Lulunew2scub:
I am new to scuba and just finished my 2nd confined water dive tonight and can't figure out why my calves keep cramping...
You aren't necessarily doing anything wrong. You use different muscles when you kick, and you've added a lot of resistance to the activity (water and fins). There are different ways to accomodate this.
1. Stregthing muscles: More dives (or a new workout routine) will strengthen your calf and other leg muscles. If you dive regularly, you'll see a change in your leg stregth & work tolerance. Also, make a pre-dive stretch (slow stretch, not bouncy) part of your routine to warm-up your leg muscles.
2. Resting muscles: Add alternative kicks. Watch veteran divers and you'll see that many use different kick styles. Alternating your standard flutter kick with other kicks will rest the calves and work other muscle groups. Also, you'll be amazed at how a good breathing pattern will help resolve muscle tension. Exhale deeply, breath slowly.
3. Decreasing resistance: The suggestion to use split fins is one way of decreasing the resistance during the kick, but there are disadvantages to this. Because splits move the water off your foot differently than non-splits, they do not provide the stronger powerkick that a diver might need on occasion.
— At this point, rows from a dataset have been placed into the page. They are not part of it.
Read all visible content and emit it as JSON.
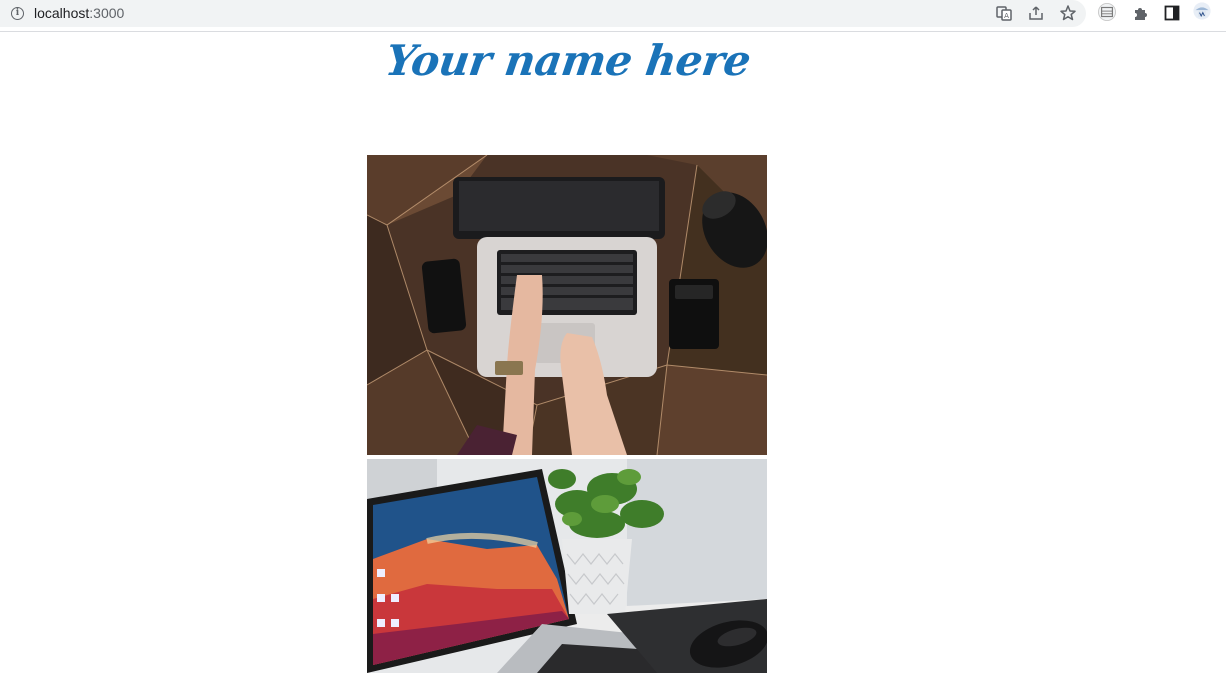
{
  "browser": {
    "url_host": "localhost",
    "url_port": ":3000",
    "icons": [
      "info-icon",
      "translate-icon",
      "share-icon",
      "bookmark-star-icon",
      "tab-search-icon",
      "extensions-icon",
      "side-panel-icon",
      "profile-avatar"
    ]
  },
  "page": {
    "title": "Your name here",
    "title_color": "#1a73b8",
    "images": [
      {
        "name": "laptop-on-wooden-desk-photo"
      },
      {
        "name": "laptop-with-plant-photo"
      }
    ]
  }
}
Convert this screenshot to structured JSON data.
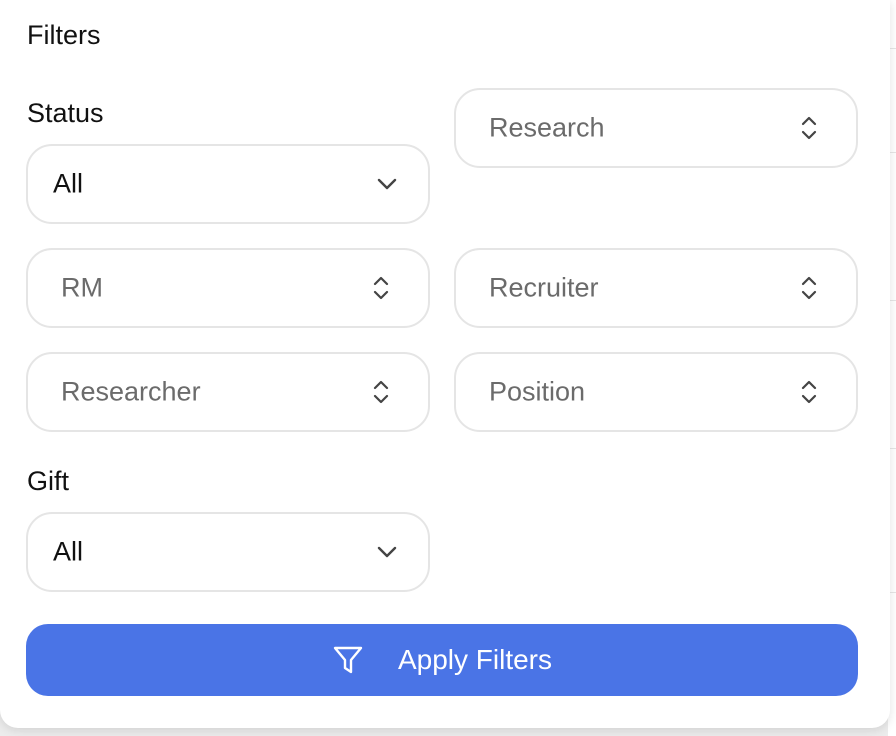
{
  "panel": {
    "title": "Filters"
  },
  "status": {
    "label": "Status",
    "value": "All"
  },
  "research": {
    "placeholder": "Research"
  },
  "rm": {
    "placeholder": "RM"
  },
  "recruiter": {
    "placeholder": "Recruiter"
  },
  "researcher": {
    "placeholder": "Researcher"
  },
  "position": {
    "placeholder": "Position"
  },
  "gift": {
    "label": "Gift",
    "value": "All"
  },
  "apply_button": {
    "label": "Apply Filters",
    "icon": "filter-icon",
    "color": "#4a74e6"
  },
  "icons": {
    "select": "chevron-down-icon",
    "combobox": "chevrons-up-down-icon"
  }
}
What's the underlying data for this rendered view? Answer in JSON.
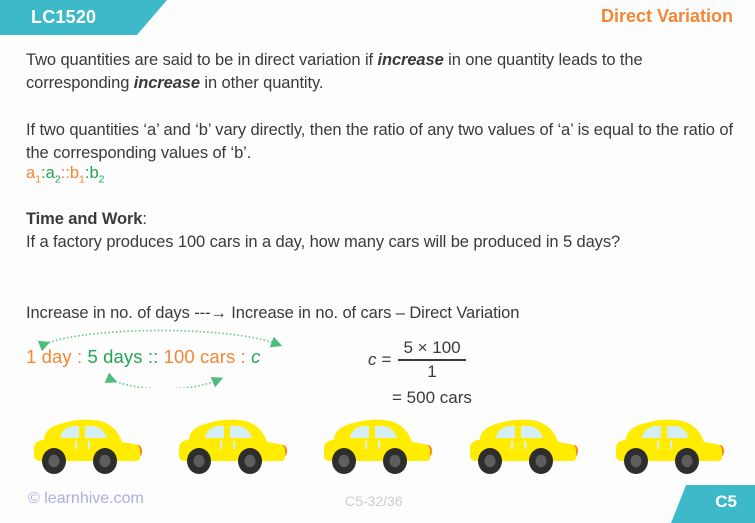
{
  "header": {
    "tag_label": "LC1520",
    "title": "Direct Variation",
    "tag_color": "#3db9c9",
    "title_color": "#f58634"
  },
  "body": {
    "paragraph1_part1": "Two quantities are said to be in direct variation if ",
    "paragraph1_emph1": "increase",
    "paragraph1_part2": " in one quantity leads to the corresponding ",
    "paragraph1_emph2": "increase",
    "paragraph1_part3": " in other quantity.",
    "paragraph2": "If two quantities ‘a’ and ‘b’ vary directly, then the ratio of any two values of ‘a’ is equal to the ratio of the corresponding values of ‘b’.",
    "ratio_notation": {
      "a1_base": "a",
      "a1_sub": "1",
      "colon1": ":",
      "a2_base": "a",
      "a2_sub": "2",
      "colon2": "::",
      "b1_base": "b",
      "b1_sub": "1",
      "colon3": ":",
      "b2_base": "b",
      "b2_sub": "2",
      "orange": "#f58634",
      "green": "#23a455"
    },
    "section_heading": "Time and Work",
    "section_heading_colon": ":",
    "question": "If a factory produces 100 cars in a day, how many cars will be produced in 5 days?",
    "relation_line": "Increase in no. of days ---→ Increase in no. of cars – Direct Variation"
  },
  "proportion": {
    "term1": "1 day",
    "sep1": " : ",
    "term2": "5 days",
    "sep2": " :: ",
    "term3": "100 cars",
    "sep3": " : ",
    "term4": "c",
    "arrow_color": "#4cbd7d"
  },
  "equation": {
    "variable": "c",
    "equals": "=",
    "numerator": "5 × 100",
    "denominator": "1",
    "result_equals": "=",
    "result": "500 cars"
  },
  "cars": {
    "count": 5,
    "body_color": "#ffec00",
    "window_color": "#d3eef5",
    "tyre_color": "#2e2e2e",
    "hub_color": "#5e5e5e",
    "taillight_color": "#ff8a1e",
    "positions": [
      30,
      175,
      320,
      466,
      612
    ]
  },
  "footer": {
    "copyright": "© learnhive.com",
    "page_code": "C5-32/36",
    "badge_label": "C5",
    "copyright_color": "#b0aede",
    "badge_color": "#3db9c9"
  }
}
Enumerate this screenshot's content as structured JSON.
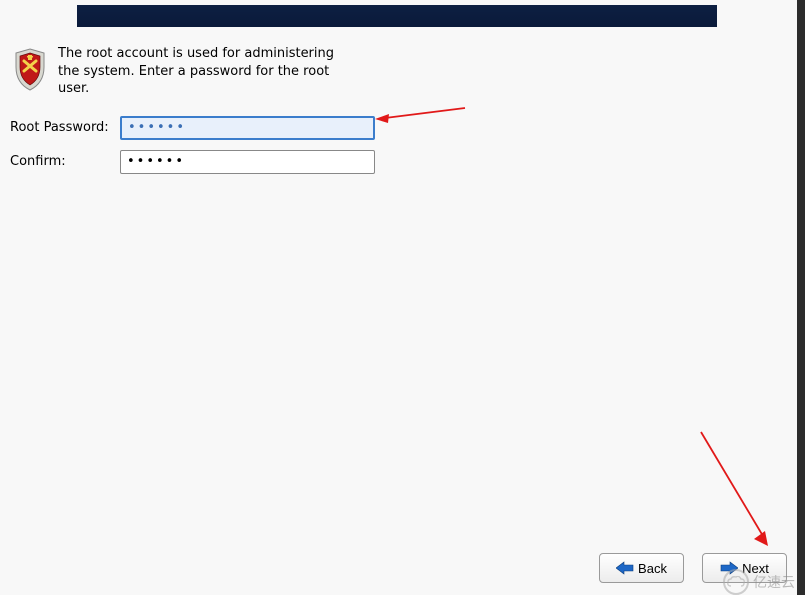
{
  "intro": {
    "text": "The root account is used for administering the system.  Enter a password for the root user."
  },
  "form": {
    "root_password_label": "Root Password:",
    "confirm_label": "Confirm:",
    "root_password_value": "••••••",
    "confirm_value": "••••••"
  },
  "buttons": {
    "back": "Back",
    "next": "Next"
  },
  "watermark": {
    "text": "亿速云"
  },
  "icons": {
    "shield": "shield-icon",
    "back_arrow": "arrow-left-icon",
    "next_arrow": "arrow-right-icon"
  },
  "colors": {
    "header_bg": "#0a1a3a",
    "focus_border": "#3b7dcc",
    "arrow_red": "#e11919",
    "arrow_blue": "#1d67c6"
  }
}
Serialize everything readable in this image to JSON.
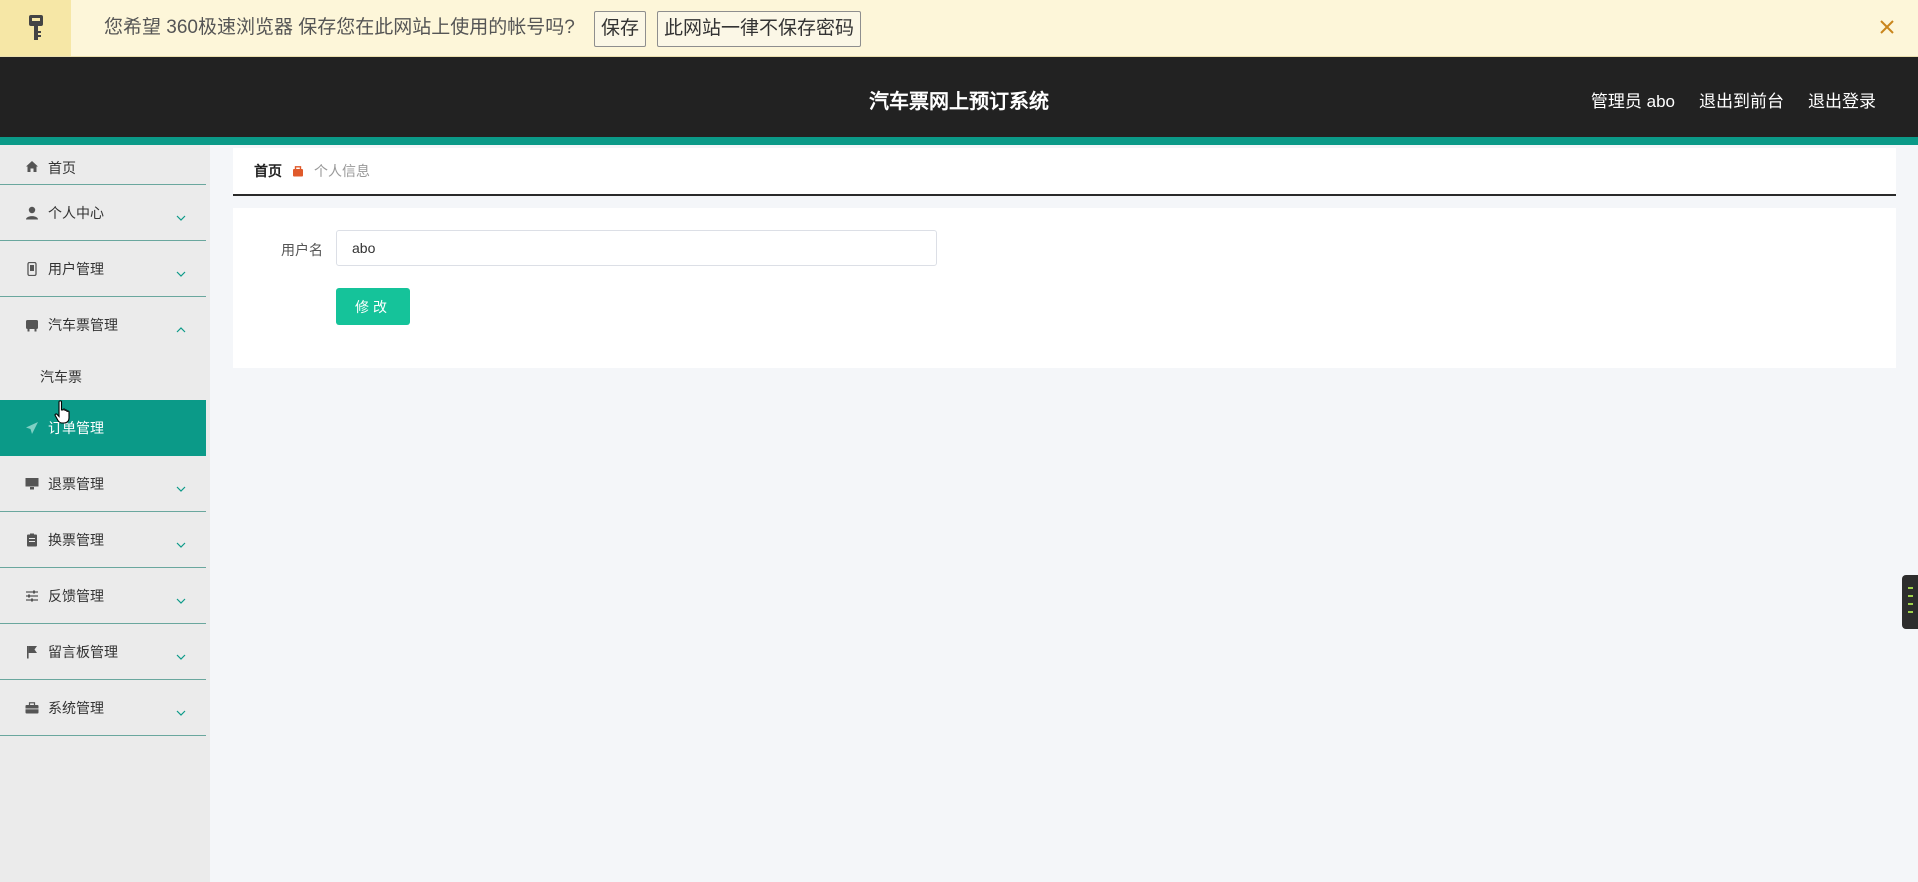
{
  "password_bar": {
    "message": "您希望 360极速浏览器 保存您在此网站上使用的帐号吗?",
    "save_label": "保存",
    "never_label": "此网站一律不保存密码"
  },
  "header": {
    "title": "汽车票网上预订系统",
    "admin_label": "管理员 abo",
    "to_front_label": "退出到前台",
    "logout_label": "退出登录"
  },
  "sidebar": {
    "items": [
      {
        "label": "首页",
        "icon": "home-icon"
      },
      {
        "label": "个人中心",
        "icon": "user-icon"
      },
      {
        "label": "用户管理",
        "icon": "phone-icon"
      },
      {
        "label": "汽车票管理",
        "icon": "bus-icon",
        "expanded": true,
        "sub": [
          "汽车票"
        ]
      },
      {
        "label": "订单管理",
        "icon": "send-icon",
        "active": true
      },
      {
        "label": "退票管理",
        "icon": "monitor-icon"
      },
      {
        "label": "换票管理",
        "icon": "clipboard-icon"
      },
      {
        "label": "反馈管理",
        "icon": "sliders-icon"
      },
      {
        "label": "留言板管理",
        "icon": "flag-icon"
      },
      {
        "label": "系统管理",
        "icon": "briefcase-icon"
      }
    ]
  },
  "breadcrumb": {
    "home": "首页",
    "current": "个人信息"
  },
  "form": {
    "username_label": "用户名",
    "username_value": "abo",
    "submit_label": "修改"
  },
  "colors": {
    "accent": "#0b9a88",
    "button": "#15c39a",
    "header_bg": "#222222"
  }
}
In a strong current, they won't provide the same propulsion as a good pair on non-splits. Another way to reduce the resistance is to find fins with a different blade - not just a softer blade (you're back to sacrificing power in a current if you use too soft a blade). But look at the many fin designs, and you'll see differences in the way water is channeled off the blade, increasing or decreasing fin efficiency. The foot pockets of many fins also differ, and the stiffness is another variable. The previous suggestion on testing out different fins is a good idea. (Beware the bells & whistles - lots of marketing goes on to sell some silly stuff.)
4. Feed your muscles: Muscles that are well hydrated work better. Muscles that are well fed work better. A bottle of water and a banana won't create miracles, but they help. Nutrition is a long term thing, but combined with alternate kicks, predive stretching, frequent dives (or exercises), and good fins, your leg cramps should resolve on future dives.
Enjoy your dives!!!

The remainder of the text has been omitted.